1,25-Dihydroxyvitamin D regulation of glutamine synthetase and glutamine metabolism in human mammary epithelial cells.

Welsh, Beaudin
Genomic profiling has identified a subset of metabolic genes that are altered by 1,25-dihydroxyvitamin D (1,25D) in breast cells including GLUL, the gene that encodes glutamine synthetase (GS). Here, we explored the relevance of vitamin D modulation of GLUL and other metabolic genes in the context of glutamine utilization and dependence. We show that exposure of breast epithelial cells to glutamine deprivation or a GS inhibitor reduced growth and these effects were exacerbated by co-treatment with 1,25D. 1,25D down-regulation of GLUL was sufficient to reduce abundance and activity of GS. Flow cytometry demonstrated that glutamine deprivation induced S phase arrest, likely due to reduced availability of glutamine for DNA synthesis. In contrast, 1,25D induced GO/G1 arrest, indicating its effects are not solely due to reduced glutamine synthesis. Indeed, 1,25D also reduced expression of GLS1 and GLS2 genes which code for glutaminases that shunt glutamine into the TCA cycle.
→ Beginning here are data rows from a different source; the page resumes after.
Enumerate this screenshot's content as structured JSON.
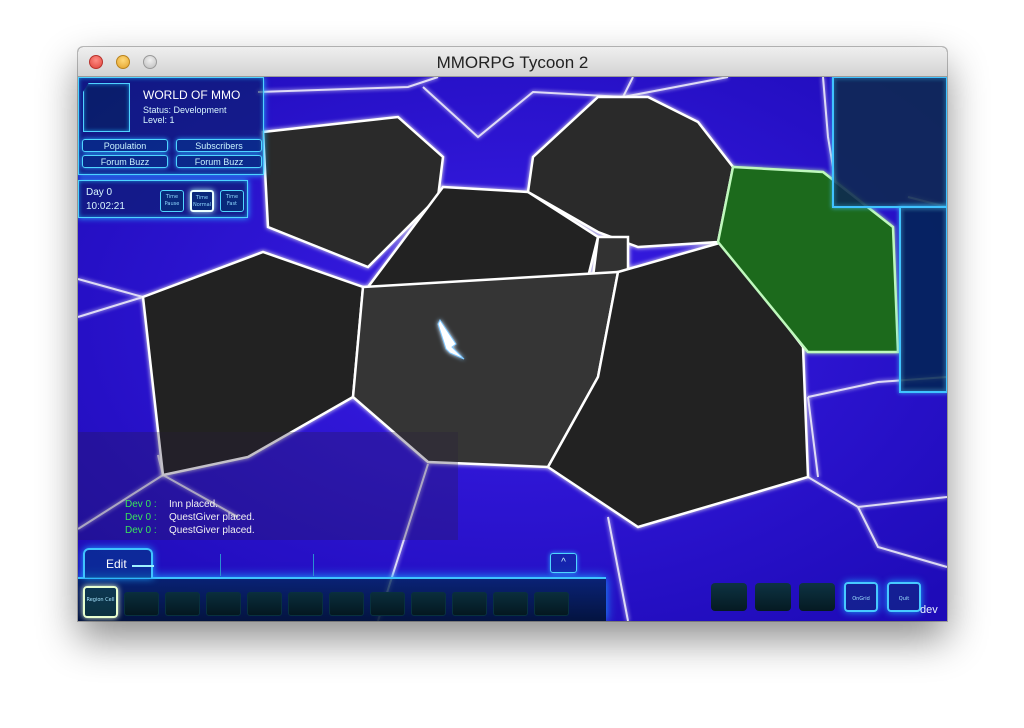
{
  "window": {
    "title": "MMORPG Tycoon 2"
  },
  "world": {
    "name": "WORLD OF MMO",
    "status": "Status: Development",
    "level": "Level: 1",
    "buttons": [
      "Population",
      "Subscribers",
      "Forum Buzz",
      "Forum Buzz"
    ]
  },
  "time": {
    "day": "Day 0",
    "clock": "10:02:21",
    "buttons": [
      "Time Pause",
      "Time Normal",
      "Time Fast"
    ]
  },
  "log": [
    {
      "day": "Dev 0 :",
      "message": "Inn placed."
    },
    {
      "day": "Dev 0 :",
      "message": "QuestGiver placed."
    },
    {
      "day": "Dev 0 :",
      "message": "QuestGiver placed."
    }
  ],
  "toolbar": {
    "edit_label": "Edit",
    "collapse_label": "^",
    "first_slot_label": "Region Cell",
    "empty_slot_count": 11
  },
  "right_panel": {
    "buttons": [
      "OnGrid",
      "Quit"
    ],
    "mode_label": "dev"
  },
  "colors": {
    "background": "#2a0fd9",
    "region_fill": "#262626",
    "selected_region": "#1f6b1c",
    "hud_accent": "#4fd6ff",
    "log_day": "#39e45c"
  }
}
Consistent with reduced entry of glutamine into the TCA cycle, 1,25D inhibited glutamine oxidation and the metabolic response to exogenous glutamine as analyzed by Seahorse Extracellular Flux assays. Effects of 1,25D on GLUL/GS expression and glutamine oxidation were retained in HME cells that express SV-40 (HME-LT cells) but not in those that express SV-40 and oncogenic RAS (HME-PR cells). Furthermore, HME-PR cells exhibited glutamine-independence and expressed constitutively high levels of GLUL/GS which were unaffected by 1,25D. Collectively, this data suggests that 1,25D alters glutamine availability, dependence, and metabolism in non-transformed and pre-neoplastic mammary epithelial cells in association with cell cycle arrest.